Economia - Sviluppo del Mezzogiorno - Unioncamere si punta su riqualificazione dei poli metropolitani, evoluzione dei distretti e terziarizzazione.La Campania sulla via dell’innovazione.Dal rapporto sul sistema Paese emerge per il Sud Italia un quadro a tinte fosche .di Pierluigi Boda. Sarà pure un messaggio ottimista quello che Unioncamere ha voluto veicolare col suo terzo Rapporto sul Sistema Italia (non a caso intitolato "Italia 2010: una svolta possibile"). Ma, visto da Sud, il quadro dei processi di innovazione e del livello di competitività del Paese conserva tinte fosche. Sono tre le dinamiche decisive per la crescita individuate dal rapporto: la riqualificazione dei poli metropolitani, l’evoluzione dei distretti e la terziarizzazione.

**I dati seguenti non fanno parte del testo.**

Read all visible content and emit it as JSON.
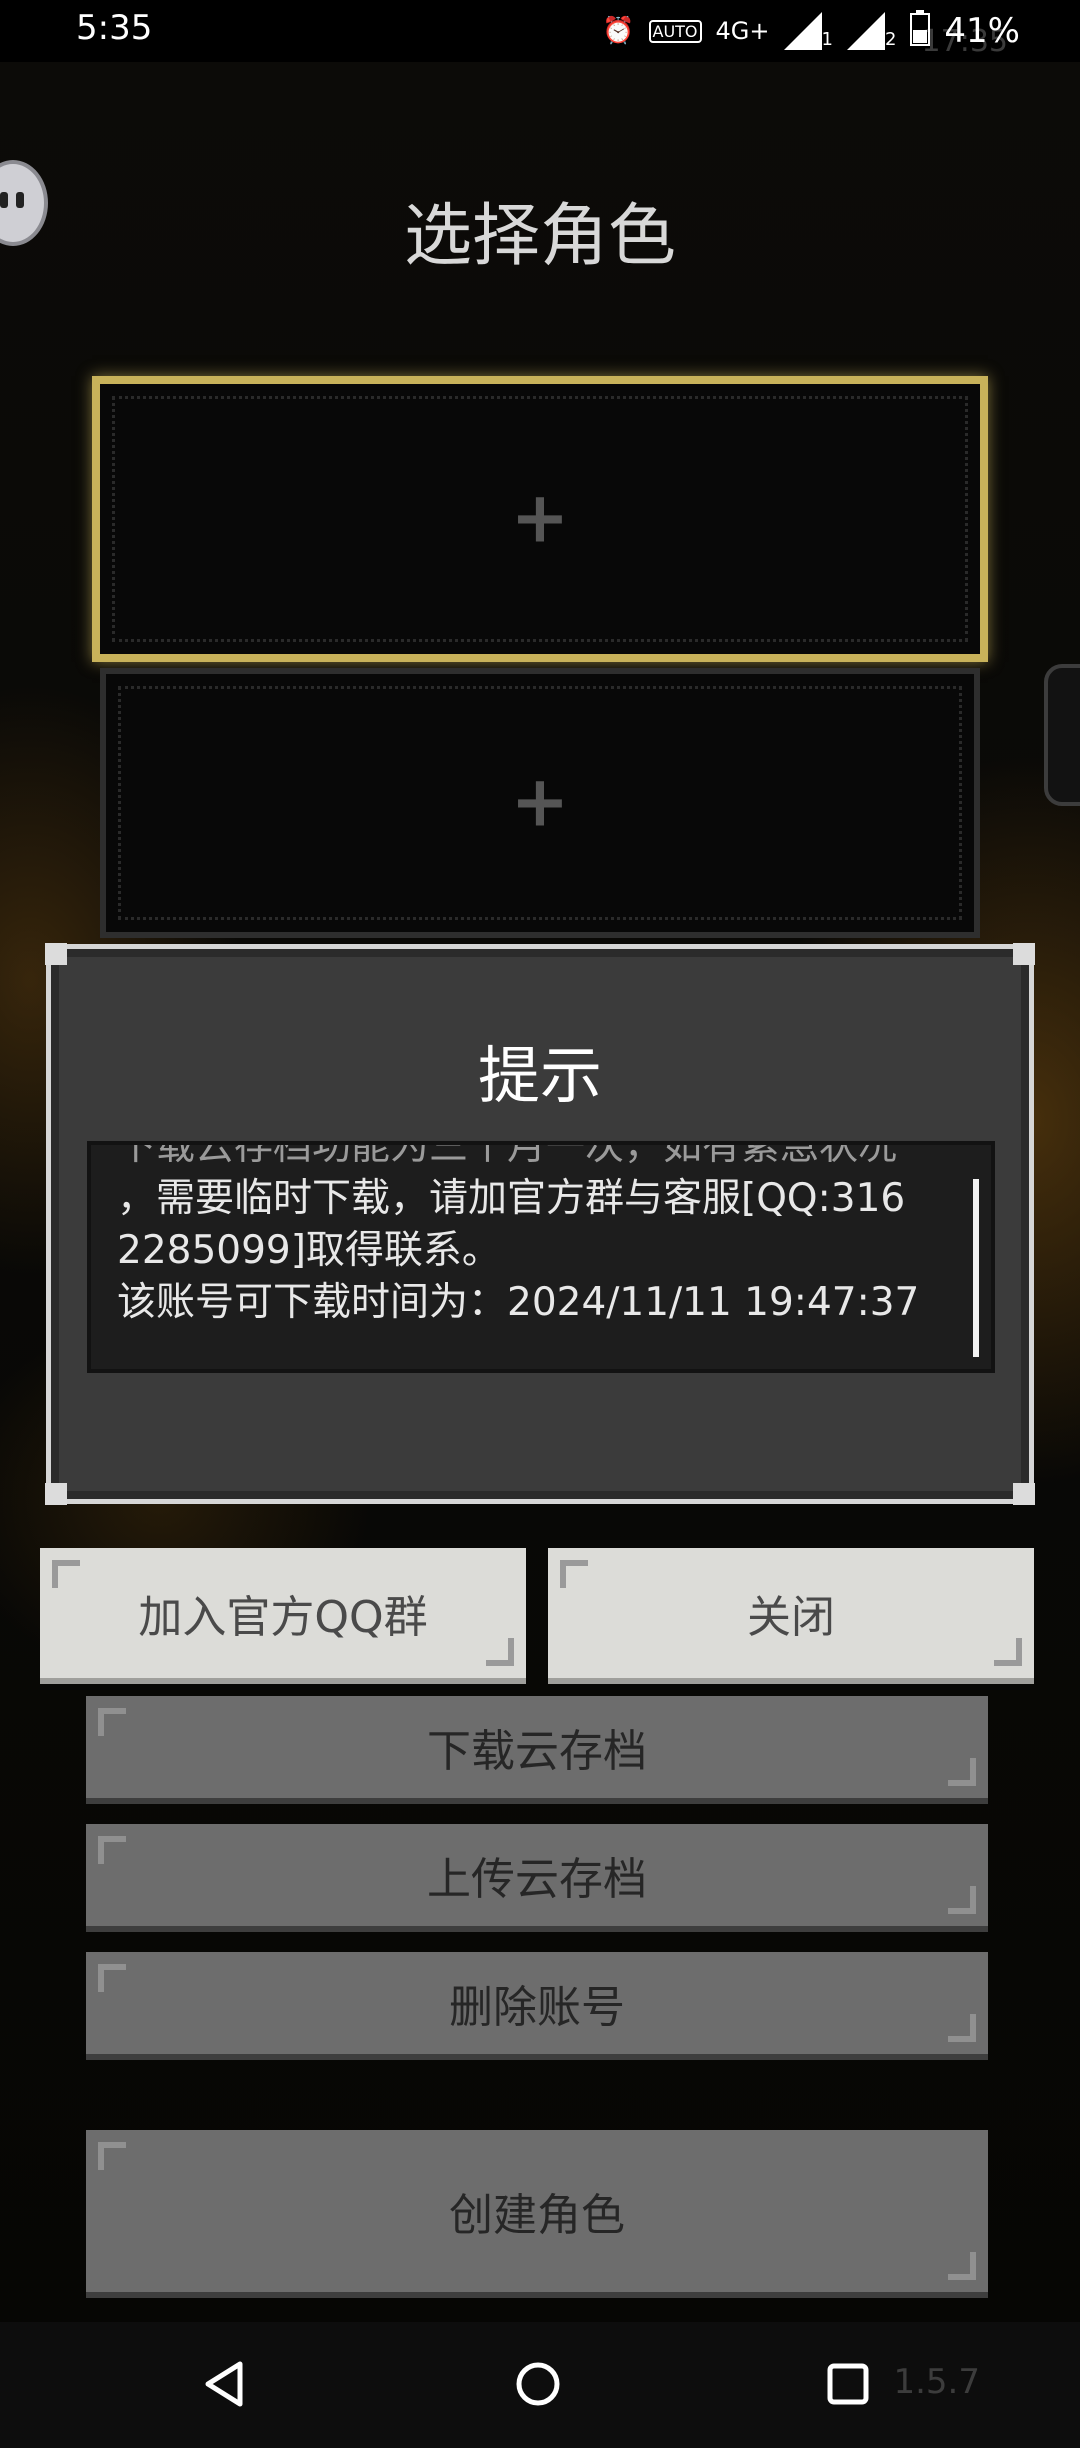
{
  "status_bar": {
    "time": "5:35",
    "network": "4G+",
    "sim1": "1",
    "sim2": "2",
    "battery": "41%",
    "ghost_time": "17:35"
  },
  "screen": {
    "title": "选择角色"
  },
  "slots": [
    {
      "symbol": "+",
      "selected": true
    },
    {
      "symbol": "+",
      "selected": false
    }
  ],
  "dialog": {
    "title": "提示",
    "lines": [
      "下载云存档功能为三个月一次，如有紧急状况",
      "，需要临时下载，请加官方群与客服[QQ:316",
      "2285099]取得联系。",
      "该账号可下载时间为：2024/11/11 19:47:37"
    ],
    "join_qq_label": "加入官方QQ群",
    "close_label": "关闭"
  },
  "menu": {
    "download_label": "下载云存档",
    "upload_label": "上传云存档",
    "delete_label": "删除账号",
    "create_label": "创建角色"
  },
  "version": "1.5.7",
  "colors": {
    "selected_border": "#c8b25a",
    "dialog_bg": "#3b3b3b",
    "button_light": "#dcdcd8",
    "button_grey": "#6d6d6d"
  }
}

Rispetto alle "città -sistema", emerge un modello urbano sempre più efficace nel porsi come volano dello sviluppo. Una tendenza che, nell’analisi Unioncamere, riguarda attualmente Roma, Milano e Torino. Nei prossimi cinque anni potrà investire anche città medie, come Genova e Trieste. Ma sembra troppo azzardato parlare di un futuro simile per una qualsiasi città meridionale, Napoli compresa. Sul fronte dei distretti nulla di nuovo, tranne la progressiva diversificazione e apertura delle attività di questi aggregati, che mostrano una spiccata vocazione multisettoriale. Le vere novità riguardano invece i processi di terziarizzazione, che cominciano a dare risultati tangibili. La ricerca mette in luce, infatti, l’emergere di territori che puntano - e hanno puntato in questi anni - in modo massiccio su formazione e welfare avanzato. Questo fenomeno fortunatamente riguarda anche alcune aree del Mezzogiorno, tra cui la Campania.
Nonostante il dato generale che colloca il potenziale innovativo nazionale nelle regioni del Nord e del Centro (Lombardia, Piemonte, Friuli e Veneto, Emilia e Toscana, Lazio) vale quindi la pena di provare a capire quale sia, secondo gli autori, la reale capacità di innovazione della nostra regione, che nella classifica generale si colloca davanti a Puglia, Calabria, Sicilia, ma pur sempre nel gruppo di coda. Per descrivere le diverse vie all’innovazione e la varietà di vocazioni dei territori, Unioncamere propone un modello basato su quattro pilastri. Il primo è quello del livello socio-culturale, inteso come sintesi dei fattori di offerta e domanda di beni e servizi legati alla cultura, alla formazione individuale e sociale, alla creatività artistica, alla sperimentazione esistenziale. Si vaa dalla dotazione di biblioteche alle opportunità professionali nei settori culturali, agli indici di partecipazione dei cittadini, alla dotazioni tecnologiche per il tempo libero e l’emancipazione culturale (uso del PC, internet, ecc.). Su questo fronte la Campania non svetta, ma si limita a un quartultimo posto. Il secondo pilastro è quello della "trasformazione delle vocazioni in Know how". In quest’ottica, al centro ci sono i sistemi di istruzione e di formazione, la propensione dei territori ad alimentarli e a valorizzare le competenze di cui dispone. Qui la strategia campana comincia a dare risultati tangibili, lo conferma il balzo a metà classifica, alle spalle del Lazio.
Sufficiente il punteggio campano anche rispetto alla capacità di trasformare know how in innovazione. È la dimensione cruciale per la competitività di un territorio, e misura gli investimenti in ricerca e sviluppo e, in generale al livello di successo economico e tecnologico dell’economia regionale. Stesso discorso, infine, rispetto alle dinamiche di innovazione del mercato, rilevate a partire dal numero di addetti di settori low-medium e high tech, e dalla presenza di capitale umano nei settori basati sulla conoscenza. Basilicata e Campania, in questa prospettiva sono sensibilmente più avanti rispetto alle altr regioni del Mezzogiorno.